1. Os directores das publicações periódicas e os editores das publicações unitárias devem proceder ao depósito legal, nos 5 dias imediatamente posteriores à publicação, de três exemplares das respectivas publicações, nas seguintes entidades:

a) Biblioteca Nacional;
b) Biblioteca do Ministério da Informação;
c) Biblioteca da província onde é editada a publicação;
d) Procuradoria-Geral da República;
e) outras entidade sempre que exista o dever legal do envio.

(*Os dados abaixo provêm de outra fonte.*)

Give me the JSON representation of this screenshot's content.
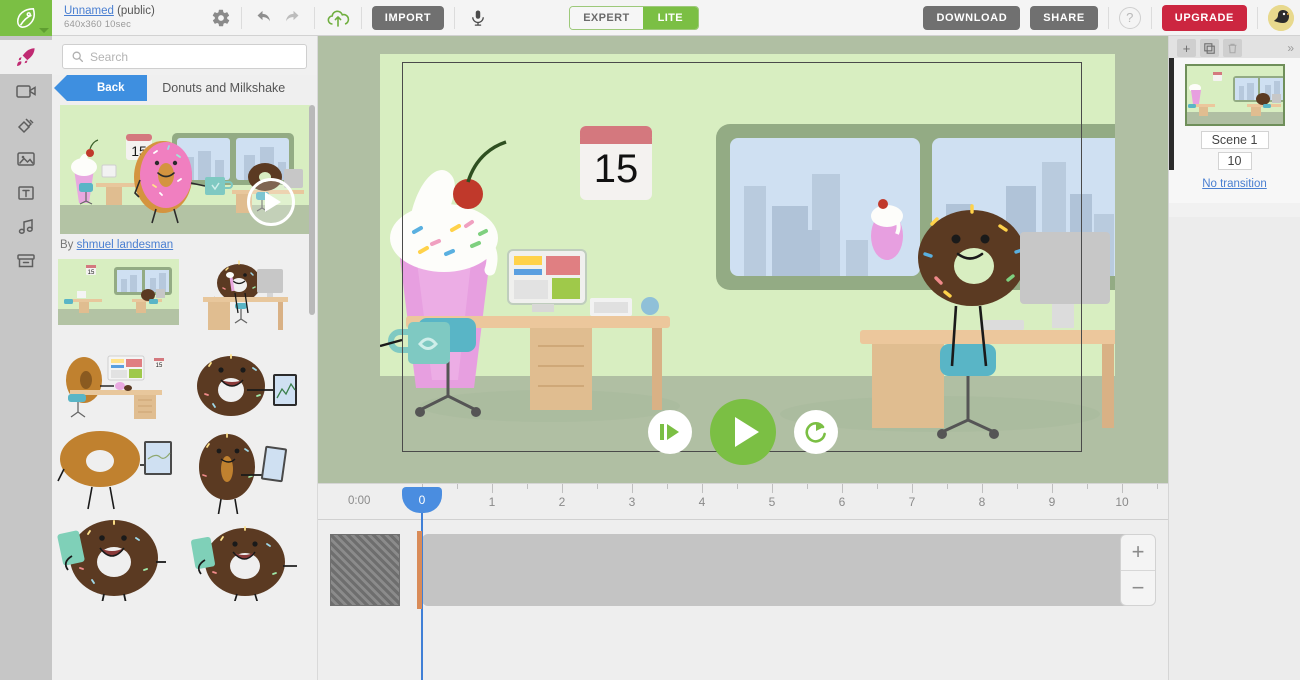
{
  "topbar": {
    "logo_icon": "leaf-logo-icon",
    "project_name": "Unnamed",
    "project_visibility": "(public)",
    "project_dims": "640x360  10sec",
    "gear_icon": "gear-icon",
    "undo_icon": "undo-arrow-icon",
    "redo_icon": "redo-arrow-icon",
    "upload_icon": "cloud-upload-icon",
    "import_label": "IMPORT",
    "mic_icon": "microphone-icon",
    "mode_expert": "EXPERT",
    "mode_lite": "LITE",
    "download_label": "DOWNLOAD",
    "share_label": "SHARE",
    "help_icon": "question-mark-icon",
    "help_label": "?",
    "upgrade_label": "UPGRADE",
    "avatar_icon": "user-avatar-bird-icon"
  },
  "rail": {
    "items": [
      {
        "name": "rocket",
        "label": "Templates"
      },
      {
        "name": "video-camera",
        "label": "Video"
      },
      {
        "name": "shapes",
        "label": "Props"
      },
      {
        "name": "image",
        "label": "Images"
      },
      {
        "name": "text",
        "label": "Text"
      },
      {
        "name": "music",
        "label": "Audio"
      },
      {
        "name": "archive",
        "label": "Background"
      }
    ],
    "active_index": 0
  },
  "library": {
    "search_placeholder": "Search",
    "search_value": "",
    "search_icon": "search-icon",
    "back_label": "Back",
    "category_title": "Donuts and Milkshake",
    "byline_prefix": "By",
    "author": "shmuel landesman",
    "hero_play_icon": "play-circle-icon",
    "assets": [
      {
        "name": "asset-office-scene-wide"
      },
      {
        "name": "asset-donut-at-desk-monitor"
      },
      {
        "name": "asset-donut-desk-presentation"
      },
      {
        "name": "asset-donut-tablet-chart"
      },
      {
        "name": "asset-plain-donut-tablet"
      },
      {
        "name": "asset-donut-phone-selfie"
      },
      {
        "name": "asset-donut-shouting-phone"
      },
      {
        "name": "asset-donut-phone-waving"
      }
    ]
  },
  "stage": {
    "calendar_day": "15",
    "play_icon": "play-icon",
    "step_icon": "play-from-start-icon",
    "restart_icon": "restart-icon",
    "backdrop_color": "#b0bfa3",
    "canvas_color": "#d8eec1"
  },
  "timeline": {
    "current_time": "0:00",
    "playhead_label": "0",
    "playhead_seconds": 0,
    "ruler_labels": [
      "1",
      "2",
      "3",
      "4",
      "5",
      "6",
      "7",
      "8",
      "9",
      "10"
    ],
    "zoom_in_label": "+",
    "zoom_out_label": "−",
    "zoom_in_icon": "plus-icon",
    "zoom_out_icon": "minus-icon",
    "thumb_name": "scene-thumbnail-placeholder",
    "clip_name": "scene-clip-bar"
  },
  "scenes": {
    "add_icon": "plus-icon",
    "duplicate_icon": "duplicate-icon",
    "delete_icon": "trash-icon",
    "collapse_icon": "double-chevron-right-icon",
    "scene_label": "Scene 1",
    "scene_duration": "10",
    "transition_label": "No transition"
  },
  "colors": {
    "brand_green": "#7bbf44",
    "accent_blue": "#3e8fe0",
    "upgrade_red": "#cc2640",
    "link_blue": "#4a7fd1"
  }
}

2. O disposto no número anterior é extensivo às publicações estrangeiras, quer sejam para venda ou distribuição gratuita.
3. Os exemplares enviados às entidades referidas nas alínea a) e c) devem ser colocados à disposição do público np prazo máximo de 15 dias, a contar da sua recepção.

ARTIGO 20.º
(Direcção dos órgãos de imprensa)

1. Todos os órgãos de imprensa deverão, antes de iniciar a sua actividade, nomear um director, que terá de ser de nacionalidade angolana, no pleno gozo dos seus direitos civis e políticos.
2. O director poderá ser coadjuvado por directores-adjuntos ou subdirectores.
3. Em caso de impedimento, o director será substituído pelo director-adjunto, subdirector ou chefe de redacção.

ARTIGO 21.º
(Competência do director)

Ao director, genericamente compete.

a) a orientação, superintendência e determinação do conteúdo do periódico;
b) a presidência do conselho de redacção;
c) a designação do chefe de redacção, ouvido o conselho de redacção;
d) a representação do periódico perante quaisquer autoridades em todo quanto diga respeito a matéria da sua competência e às funções inerentes ao cargo.

ARTIGO 22.º
(Conselho de Redacção)

Nas publicações periódicas com mais de cinco jornalístas profissionais serão criados conselho de radacção, compostos por jornalístas profissionais, eleitos por todos os jornalístas profissionais que trabalhem no periódico, de acordo com o regulamento por eles estabelecido.

ARTIGO 23.º
(Competência do Conselho de Redacção)

Compete ao conselho de redacção:

a) cooperar com a direcção do órgão de comunicação na definição das linhas de orientação a seguir pelo periódico;
b) pronunciar-se sobre todos os sectores da vida e da orgânica do jornal que digam respeito ou de qualquer forma se relacionem com o exercício da actividade jornalística;
c) emitir o seu parecer sobre a nomeação do chefe de redacção;
d) pronunciar-se sobre a admissão, sanções disciplinares e despedimento dos jornalistas profissionais.